Krakowianie postawią na OZE? Zainteresowanie rośnie

fot. Pixabay.com

Krakowianie coraz mocniej inwestują w instalacje odnawialnych źródeł energii, twierdzi urząd miasta. Toteż gmina podwyższa budżet na dofinansowanie kolektorów słonecznych czy pomp ciepła. Jeszcze dwa lata temu zastanawiano się, czy dotacje mają sens.

– Od 2015 roku zauważalny jest znaczny wzrost zainteresowania mieszkańców dotacjami do instalacji odnawialnych źródeł energii – przyznaje zastępca dyrektora Wydziału Kształtowania Środowiska Jan Urbańczyk.

– Dofinansowanie do zakupu i montażu kolektorów słonecznych oraz pomp ciepła zachęca mieszkańców nie tylko do korzystania z najczystszych źródeł energii i powoduje jeszcze większe ograniczenie emisji zanieczyszczeń, ale również pozwala na zmniejszenie wysokości rachunków za ogrzewanie proekologiczne związane z trwałą zmianą systemu ogrzewania – twierdzi urzędnik.

Jednak nie wszystko się wzięło z powietrza. Rozwój technologii sprawia, że urządzenia potrzebne do czerpania energii ze słońca czy powietrza (gleby i wody) tanieją. Wicepremier Mateusz Morawiecki na forum ekonomicznym w Krynicy przyznał, że obecnie są one dwa razy tańsze niż pięć lat temu, dlatego należy się jeszcze wstrzymać z inwestycją w OZE, bo za kolejne pięć lat znów ceny mogą pójść w dół.

Sam koszt wyprodukowania megawatogodziny przy użyciu wiatru czy słońca staje się coraz tańszy. Potwierdza to raport Lawrence Berkeley National Laboratory oraz analiza z 2016 firmy Lazard, w której można przeczytać, że w Stanach Zjednoczonych koszt wyprodukowania MWh z roku na rok spada. w 2009 roku taka sama ilość wytworzonej energii kosztowała ok. 320 dolarów, a w 2016 ok. 150 dolarów.

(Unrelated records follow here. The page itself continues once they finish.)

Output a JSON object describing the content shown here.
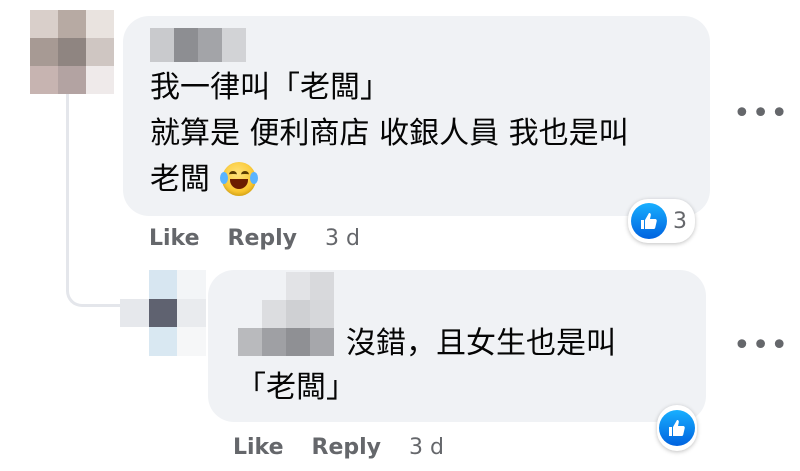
{
  "comments": [
    {
      "lines": [
        "我一律叫「老闆」",
        "就算是 便利商店 收銀人員 我也是叫",
        "老闆"
      ],
      "emoji": "tears-of-joy-emoji",
      "actions": {
        "like": "Like",
        "reply": "Reply",
        "time": "3 d"
      },
      "reaction_count": "3"
    },
    {
      "lines": [
        "沒錯，且女生也是叫",
        "「老闆」"
      ],
      "actions": {
        "like": "Like",
        "reply": "Reply",
        "time": "3 d"
      }
    }
  ],
  "icons": {
    "more": "more-options-icon",
    "like_reaction": "thumbs-up-icon"
  },
  "colors": {
    "bubble": "#f0f2f5",
    "secondary_text": "#65676b",
    "like_blue": "#0a7cff",
    "thread_line": "#e4e6eb"
  }
}
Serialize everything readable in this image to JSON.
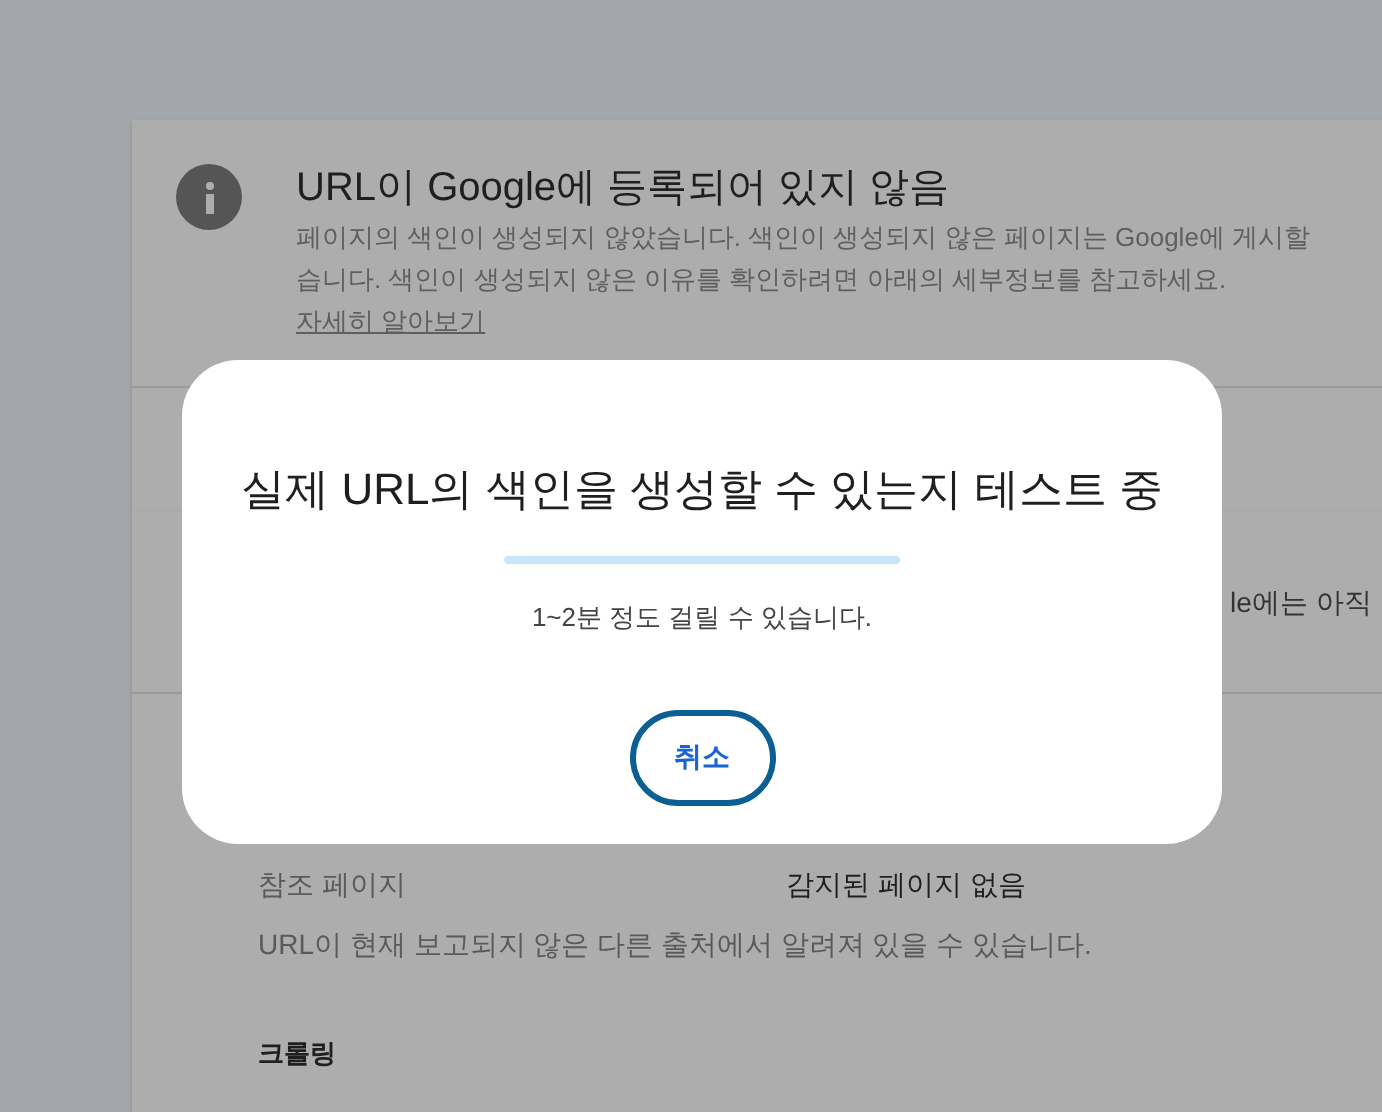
{
  "status_card": {
    "title": "URL이 Google에 등록되어 있지 않음",
    "description_lines": [
      "페이지의 색인이 생성되지 않았습니다. 색인이 생성되지 않은 페이지는 Google에 게시할",
      "습니다. 색인이 생성되지 않은 이유를 확인하려면 아래의 세부정보를 참고하세요."
    ],
    "link": "자세히 알아보기"
  },
  "details_card": {
    "header_fragment": "le에는 아직",
    "rows": [
      {
        "label": "참조 페이지",
        "value": "감지된 페이지 없음"
      }
    ],
    "note": "URL이 현재 보고되지 않은 다른 출처에서 알려져 있을 수 있습니다.",
    "section_title": "크롤링"
  },
  "dialog": {
    "title": "실제 URL의 색인을 생성할 수 있는지 테스트 중",
    "subtitle": "1~2분 정도 걸릴 수 있습니다.",
    "cancel_button": "취소"
  }
}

Potwierdza to Wojciech Luboń, który pracuje w naszym Laboratorium Edukacyjno-Badawczym Odnawianych Źródeł i Poszanowania Energii AGH w Miękini. – Jeśli chodzi o fotowoltaikę, to na rynku mamy coraz więcej firm, które produkuję te urządzenia. Produkcja przenosi się również do Chin, gdzie ich tworzenie jest tańsze. Rozwija się również technologia – tłumaczy. Nieco inaczej jest z pompami ciepła, które nie są na tym samym stopniu rozwoju, co kolektory słoneczne. Cała rozmowa z Wojciechem Luboniem wkrótce na naszym portalu.

Dwukrotnie więcej wniosków

Krakowianie w 2015 roku złożyli 650 wniosków związanych z instalacją odnawialnych źródeł energii.  – Około 80% z nich stanowiły pisma dotyczące montażu kolektorów słonecznych – informuje Urbańczyk.

W ubiegłym roku liczba ta się podwoiła i sięgnęła blisko 1280 wniosków. Tutaj należy podkreślić, że 70% z nich zostało złożone na dofinansowanie pomp ciepła. – Różnica pomiędzy latami w liczbie złożonych wniosków jak również wyborem rodzaju dotowanego źródła energii jest znacząca – komentuje urzędnik.

Odkąd funkcjonują dopłaty, miasto przeznaczało na dofinansowanie milion złotych, w zeszłym roku jednak budżet powiększono do 3,17 mln złotych. Mimo zainteresowania i większych środków krakowianom nie udało się wyczerpać całej kwoty.

– Ze wszystkich 307 udzielonych w zeszłym roku dotacji beneficjenci zrealizowali zaledwie 43% inwestycji, w związku z czym z całej kwoty przeznaczonej na kolektory słoneczne i pompy ciepła wypłacono zaledwie 60% - zauważa Jan Urbańczyk.

– Bez względu na te proporcje również w tym roku gmina zamierza zwiększyć środki finansowe przeznaczone na dotacje do odnawialnych źródeł energii – dodaje zastępca dyrektora Wydziału Kształtowania Środowiska.